A resource is not scarce if I can think of it, it appears immediately before me and that is the entire deal. Otherwise, someone has to jack with it. That person has a limited amount of time (x hours per day for their adult working life) in which to jack with aquiring it. What is their motivation to do it? Do you think you'll be more motivated if I offer you a bigger sandwich for lunch? What about a steak dinner? A house? Are you gonna be my friend if I help you out? What if I don't like you nor want your friendship? That should be enough? Why don't you get the resources yourself? Oh you don't know how? Well I do, so how are you gonna motivate me to action? I might be motivated if you're gonna die if I don't act, but are you gonna die if you don't get your smokes? Eh? You think socialism solves this problem?

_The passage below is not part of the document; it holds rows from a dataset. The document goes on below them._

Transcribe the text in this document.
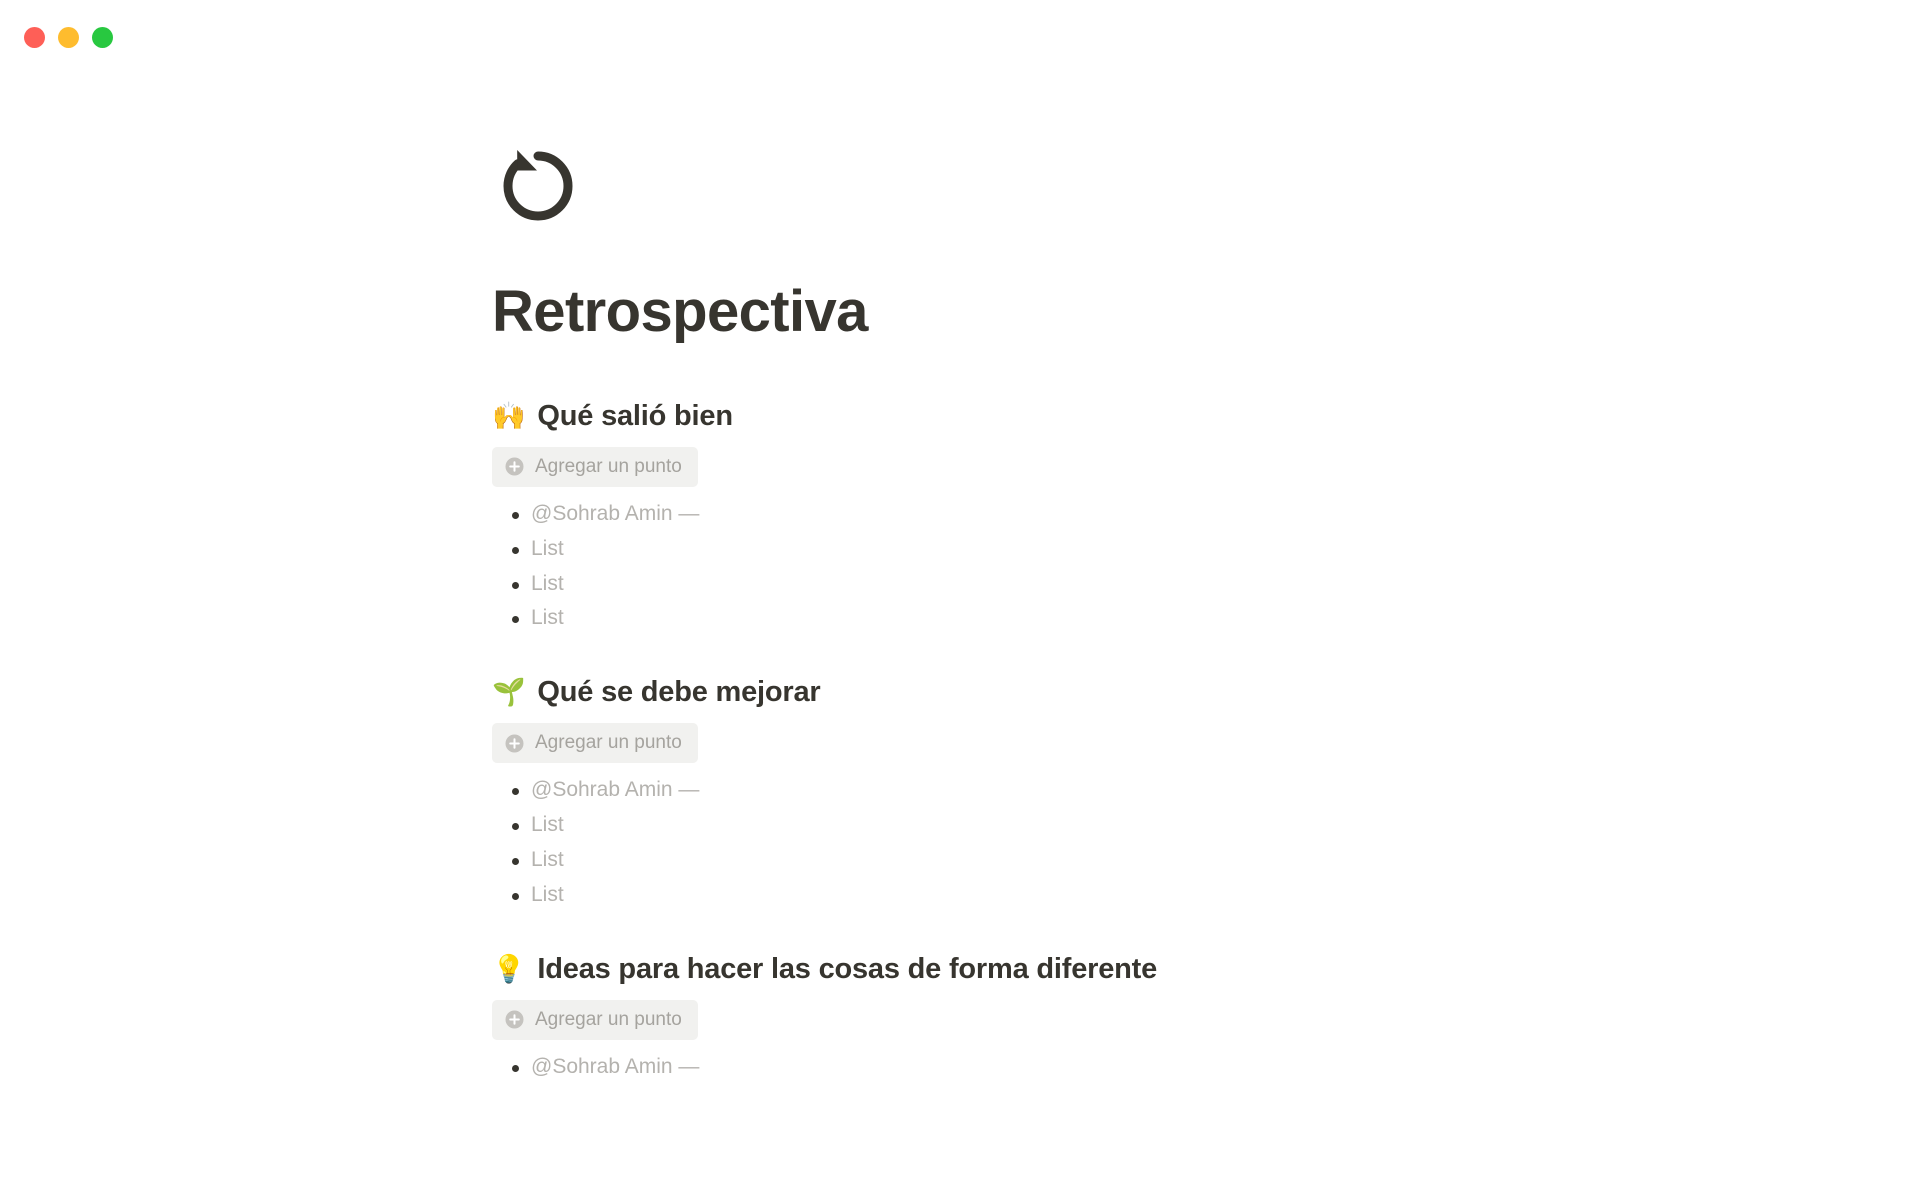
Retrospectiva
🙌 Qué salió bien
Agregar un punto
@Sohrab Amin —
List
List
List
🌱 Qué se debe mejorar
Agregar un punto
@Sohrab Amin —
List
List
List
💡 Ideas para hacer las cosas de forma diferente
Agregar un punto
@Sohrab Amin —
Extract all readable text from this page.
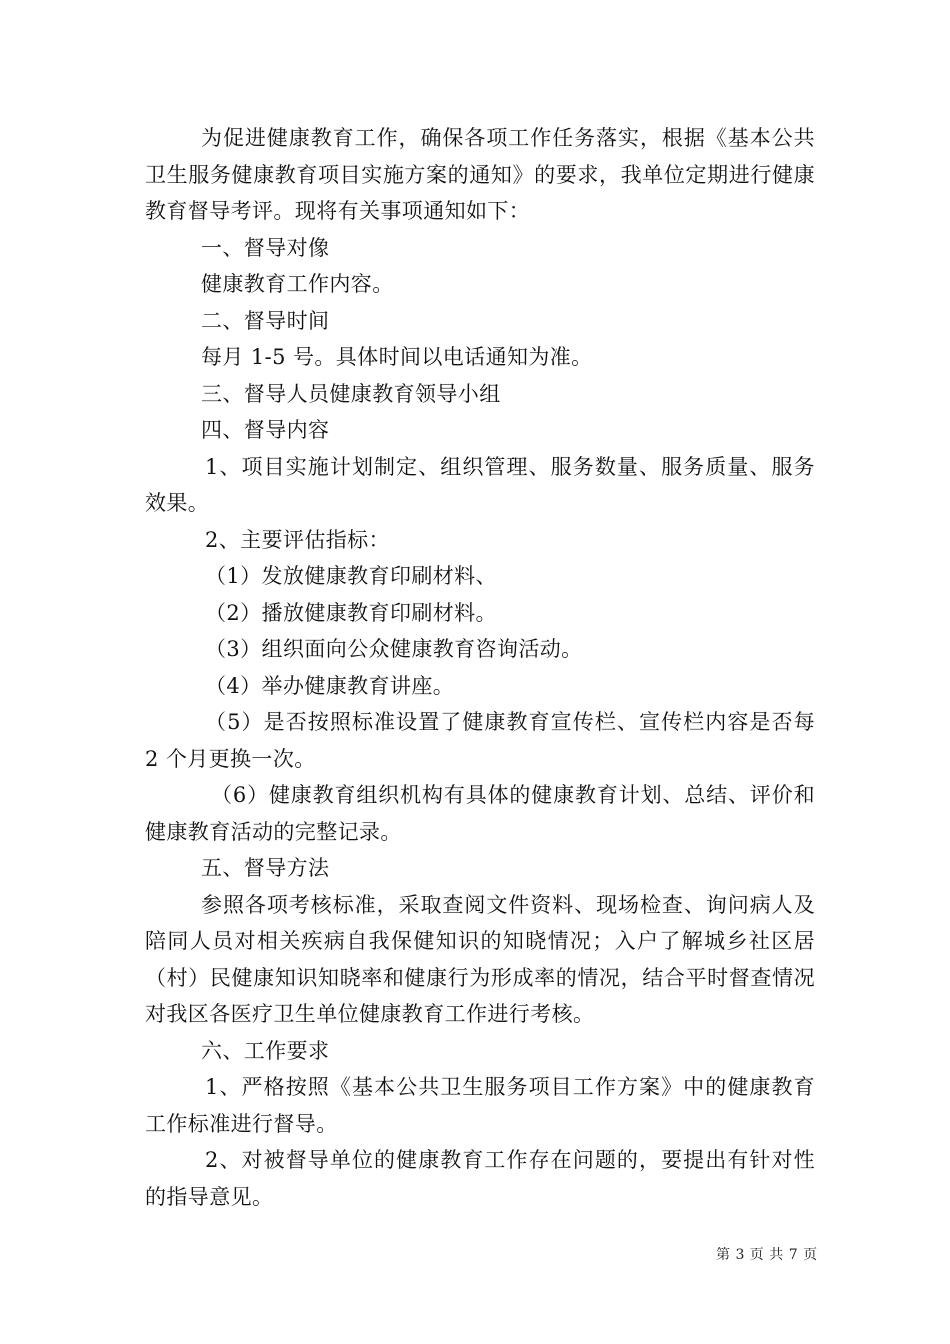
为促进健康教育工作，确保各项工作任务落实，根据《基本公共卫生服务健康教育项目实施方案的通知》的要求，我单位定期进行健康教育督导考评。现将有关事项通知如下：

一、督导对像

健康教育工作内容。

二、督导时间

每月 1-5 号。具体时间以电话通知为准。

三、督导人员健康教育领导小组

四、督导内容

1、项目实施计划制定、组织管理、服务数量、服务质量、服务效果。

2、主要评估指标：

（1）发放健康教育印刷材料、

（2）播放健康教育印刷材料。

（3）组织面向公众健康教育咨询活动。

（4）举办健康教育讲座。

（5）是否按照标准设置了健康教育宣传栏、宣传栏内容是否每 2 个月更换一次。

（6）健康教育组织机构有具体的健康教育计划、总结、评价和健康教育活动的完整记录。

五、督导方法

参照各项考核标准，采取查阅文件资料、现场检查、询问病人及陪同人员对相关疾病自我保健知识的知晓情况；入户了解城乡社区居（村）民健康知识知晓率和健康行为形成率的情况，结合平时督查情况对我区各医疗卫生单位健康教育工作进行考核。

六、工作要求

1、严格按照《基本公共卫生服务项目工作方案》中的健康教育工作标准进行督导。

2、对被督导单位的健康教育工作存在问题的，要提出有针对性的指导意见。

第 3 页 共 7 页
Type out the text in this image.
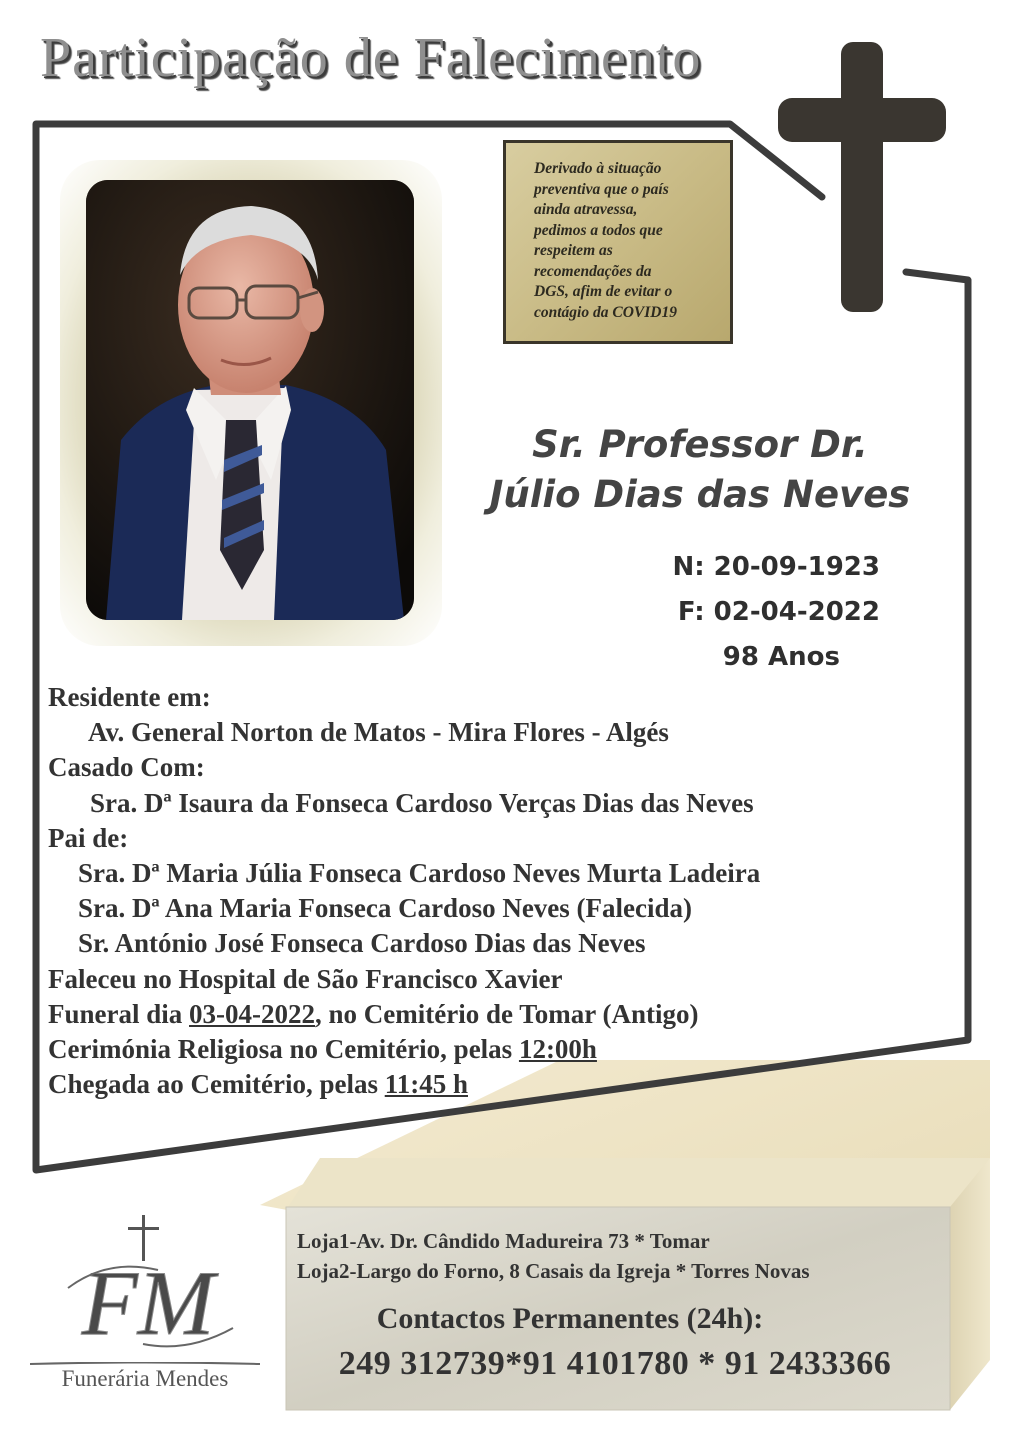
Participação de Falecimento
Derivado à situação
preventiva que o país
ainda atravessa,
pedimos a todos que
respeitem as
recomendações da
DGS, afim de evitar o
contágio da COVID19
Sr. Professor Dr.
Júlio Dias das Neves
N: 20-09-1923
F: 02-04-2022
98 Anos
Residente em:
Av. General Norton de Matos - Mira Flores - Algés
Casado Com:
Sra. Dª Isaura da Fonseca Cardoso Verças Dias das Neves
Pai de:
Sra. Dª Maria Júlia Fonseca Cardoso Neves Murta Ladeira
Sra. Dª Ana Maria Fonseca Cardoso Neves (Falecida)
Sr. António José Fonseca Cardoso Dias das Neves
Faleceu no Hospital de São Francisco Xavier
Funeral dia 03-04-2022, no Cemitério de Tomar (Antigo)
Cerimónia Religiosa no Cemitério, pelas 12:00h
Chegada ao Cemitério, pelas 11:45 h
FM
Funerária Mendes
Loja1-Av. Dr. Cândido Madureira 73 * Tomar
Loja2-Largo do Forno, 8 Casais da Igreja * Torres Novas
Contactos Permanentes (24h):
249 312739*91 4101780 * 91 2433366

IMO, it just makes it worse.
Why????
Because socialism tries to pretend there is "good" that everyone agrees upon, rather than letting the system come to it's own balance. Why? Because
value is subjective.
Well, I'm talking in generalization above really. A tinge of socialism is desirable, depending on how you define it. It's my belief that for a society to consider itself "modern" or "responsible", the basics should be accessible to anyone in need of them. food, shelter, clothing and medical attention should be available to anyone who needs them (of course all of them excepting medical attention being wholly modest accomodations). Less than that is barbaric. If you note, that is basically the way things are
right now though some people refuse it due to mental illness or whatever. Lots of paranoids on the street you know, mostly because their condition makes them wholly unreasonable, even in seeking medical treatment. The point here was that anything more than the basics, you should earn.
Crap I'm rambling and I have to get some work done.